Full cooperation between Islamabad and Washington is critical to U.S. efforts to stabilise Afghanistan before most NATO combat troops withdraw by 2014.
"There was a fairly difficult patch and I think we've moved away from that into a positive trajectory," Pakistani Foreign Minister Hina Rabbani Khar told Reuters in an interview, referring to Pakistani-U.S. relations.
"We are coming closer to developing what could be common positions. We wish to see a responsible transition in Afghanistan."
Relations between the uneasy allies were severely strained by a series of incidents in 2011. The crisis in ties began when a CIA contractor shot dead two men he suspected of trying to rob him in the city of Lahore.
Months later, U.S. special forces killed Osama bin Laden in a raid and kept the Pakistan military in the dark, humiliating the country's most powerful institution.
Then a NATO air raid mistakenly killed 24 Pakistani soldiers on the Afghan border in November that year.
In response, Pakistan expelled U.S. military trainers and CIA agents and placed limits on the numbers of visas given to U.S. diplomatic personnel.
Pakistan, which relies heavily on American aid, also closed supply routes for trucks carrying supplies to U.S.-led NATO forces in Afghanistan.
Now, Khar said, relations were fully repaired, including military and intelligence contacts.
"We are having very useful, deep conversations with the U.S.," she said, as the two countries try to find common ground on Afghanistan ahead of the scheduled 2014 pullout.
Both the United States and Afghanistan have long regarded Pakistan as an unreliable partner in the drive to bring stability to Afghanistan, accusing Pakistan's intelligence agency of backing Afghan insurgent groups.
Pakistan denies that.
Pakistan recently released mid-level Afghan Taliban prisoners to help facilitate peace talks between the militant group and the Kabul government, the clearest sign it was committed to advancing Afghan reconciliation.
Khar said Islamabad was willing to take further steps but would not say whether that would include releasing senior Afghan Taliban figures, like the former second in command, Mullah Abdul Ghani Baradar.
"I think it is important that we have intensive engagement on what needs to be done," she said.
Afghan officials think Baradar may be one of the few commanders with the stature to bring elements of the Taliban into peace talks after more than a decade of war.
During a recent visit to Pakistan by members of the Afghan High Peace Council, Pakistan agreed to release some prisoners, although not Baradar, and to provide safe passage for those wishing to enter talks, Khar said.

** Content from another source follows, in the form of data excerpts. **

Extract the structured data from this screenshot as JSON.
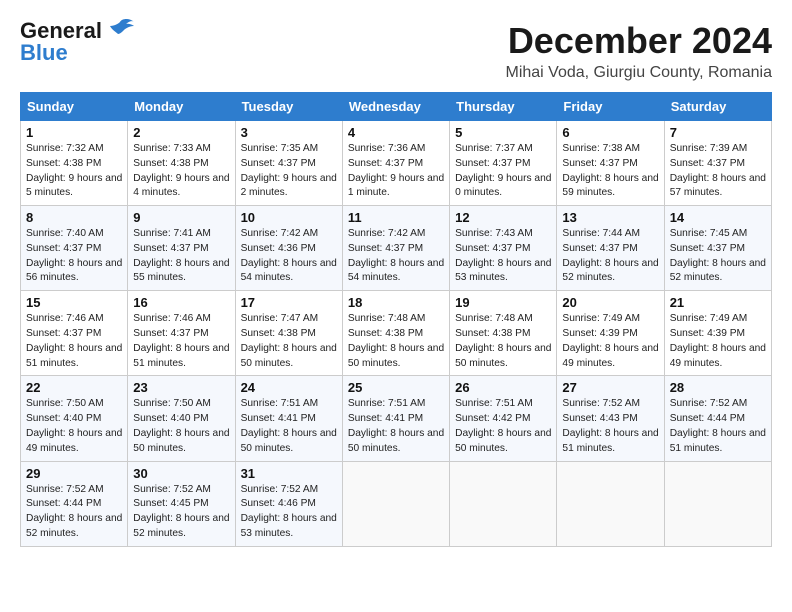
{
  "logo": {
    "line1": "General",
    "line2": "Blue"
  },
  "title": {
    "month": "December 2024",
    "location": "Mihai Voda, Giurgiu County, Romania"
  },
  "weekdays": [
    "Sunday",
    "Monday",
    "Tuesday",
    "Wednesday",
    "Thursday",
    "Friday",
    "Saturday"
  ],
  "weeks": [
    [
      {
        "day": "1",
        "sunrise": "7:32 AM",
        "sunset": "4:38 PM",
        "daylight": "9 hours and 5 minutes."
      },
      {
        "day": "2",
        "sunrise": "7:33 AM",
        "sunset": "4:38 PM",
        "daylight": "9 hours and 4 minutes."
      },
      {
        "day": "3",
        "sunrise": "7:35 AM",
        "sunset": "4:37 PM",
        "daylight": "9 hours and 2 minutes."
      },
      {
        "day": "4",
        "sunrise": "7:36 AM",
        "sunset": "4:37 PM",
        "daylight": "9 hours and 1 minute."
      },
      {
        "day": "5",
        "sunrise": "7:37 AM",
        "sunset": "4:37 PM",
        "daylight": "9 hours and 0 minutes."
      },
      {
        "day": "6",
        "sunrise": "7:38 AM",
        "sunset": "4:37 PM",
        "daylight": "8 hours and 59 minutes."
      },
      {
        "day": "7",
        "sunrise": "7:39 AM",
        "sunset": "4:37 PM",
        "daylight": "8 hours and 57 minutes."
      }
    ],
    [
      {
        "day": "8",
        "sunrise": "7:40 AM",
        "sunset": "4:37 PM",
        "daylight": "8 hours and 56 minutes."
      },
      {
        "day": "9",
        "sunrise": "7:41 AM",
        "sunset": "4:37 PM",
        "daylight": "8 hours and 55 minutes."
      },
      {
        "day": "10",
        "sunrise": "7:42 AM",
        "sunset": "4:36 PM",
        "daylight": "8 hours and 54 minutes."
      },
      {
        "day": "11",
        "sunrise": "7:42 AM",
        "sunset": "4:37 PM",
        "daylight": "8 hours and 54 minutes."
      },
      {
        "day": "12",
        "sunrise": "7:43 AM",
        "sunset": "4:37 PM",
        "daylight": "8 hours and 53 minutes."
      },
      {
        "day": "13",
        "sunrise": "7:44 AM",
        "sunset": "4:37 PM",
        "daylight": "8 hours and 52 minutes."
      },
      {
        "day": "14",
        "sunrise": "7:45 AM",
        "sunset": "4:37 PM",
        "daylight": "8 hours and 52 minutes."
      }
    ],
    [
      {
        "day": "15",
        "sunrise": "7:46 AM",
        "sunset": "4:37 PM",
        "daylight": "8 hours and 51 minutes."
      },
      {
        "day": "16",
        "sunrise": "7:46 AM",
        "sunset": "4:37 PM",
        "daylight": "8 hours and 51 minutes."
      },
      {
        "day": "17",
        "sunrise": "7:47 AM",
        "sunset": "4:38 PM",
        "daylight": "8 hours and 50 minutes."
      },
      {
        "day": "18",
        "sunrise": "7:48 AM",
        "sunset": "4:38 PM",
        "daylight": "8 hours and 50 minutes."
      },
      {
        "day": "19",
        "sunrise": "7:48 AM",
        "sunset": "4:38 PM",
        "daylight": "8 hours and 50 minutes."
      },
      {
        "day": "20",
        "sunrise": "7:49 AM",
        "sunset": "4:39 PM",
        "daylight": "8 hours and 49 minutes."
      },
      {
        "day": "21",
        "sunrise": "7:49 AM",
        "sunset": "4:39 PM",
        "daylight": "8 hours and 49 minutes."
      }
    ],
    [
      {
        "day": "22",
        "sunrise": "7:50 AM",
        "sunset": "4:40 PM",
        "daylight": "8 hours and 49 minutes."
      },
      {
        "day": "23",
        "sunrise": "7:50 AM",
        "sunset": "4:40 PM",
        "daylight": "8 hours and 50 minutes."
      },
      {
        "day": "24",
        "sunrise": "7:51 AM",
        "sunset": "4:41 PM",
        "daylight": "8 hours and 50 minutes."
      },
      {
        "day": "25",
        "sunrise": "7:51 AM",
        "sunset": "4:41 PM",
        "daylight": "8 hours and 50 minutes."
      },
      {
        "day": "26",
        "sunrise": "7:51 AM",
        "sunset": "4:42 PM",
        "daylight": "8 hours and 50 minutes."
      },
      {
        "day": "27",
        "sunrise": "7:52 AM",
        "sunset": "4:43 PM",
        "daylight": "8 hours and 51 minutes."
      },
      {
        "day": "28",
        "sunrise": "7:52 AM",
        "sunset": "4:44 PM",
        "daylight": "8 hours and 51 minutes."
      }
    ],
    [
      {
        "day": "29",
        "sunrise": "7:52 AM",
        "sunset": "4:44 PM",
        "daylight": "8 hours and 52 minutes."
      },
      {
        "day": "30",
        "sunrise": "7:52 AM",
        "sunset": "4:45 PM",
        "daylight": "8 hours and 52 minutes."
      },
      {
        "day": "31",
        "sunrise": "7:52 AM",
        "sunset": "4:46 PM",
        "daylight": "8 hours and 53 minutes."
      },
      null,
      null,
      null,
      null
    ]
  ]
}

Pakistan would also encourage Afghan insurgents to enter into direct talks with President Hamid Karzai's government. So far, there have been only contacts.
"For us in Pakistan today, the most important capital in the world is Kabul," said Khar, because instability there could spill over into Pakistan, and fuel its own Taliban insurgency.
She said the Afghan and Pakistan governments were discussing ways to strengthen military cooperation.
Currently, relations are strained. Afghanistan still suspects elements in Pakistan of supporting the Taliban, despite denials from Islamabad. The Pakistan military, pursing Pakistani insurgents, has also shelled villages across the border in Afghanistan, prompting protests.
CLOSER TIES WITH INDIA
In addition to improving ties with Afghanistan, Khar said Pakistan also wanted to pursue closer ties with arch-rival India.
The United States has long believed that Pakistan would focus more closely on helping it pacify Afghanistan if relations with India improved.
The nuclear-armed neighbours have fought three wars since their independence from British rule in 1947 and are at loggerheads over the status of the disputed territory of Kashmir.
"The Pakistani leadership has shown a great willingness to move forward, sometimes at the cost of losing some political capital, because sometimes improving ties with India might not be the most popular thing to do," said Khar.
Many Pakistani politicians blame India for Pakistan's insurgencies or spiralling crime rate, saying their wealthier, more populous neighbour wants to weaken Pakistan.
India, in turn, blames Pakistan for sending militants to infiltrate Kashmir over several decades and suspects Pakistan of shielding those behind a 2008 attack on Mumbai that left 166 people dead. India executed the only surviving perpetrator in their custody, a young Pakistani man, last week.
That should be an opportunity for the two countries to put the attack behind them and move forward, said Khar.
Their warming relations recently resulted in an agreement easing trade and travel restrictions.
"We are clear that we want Pakistani-India relations to move forward swiftly," she said.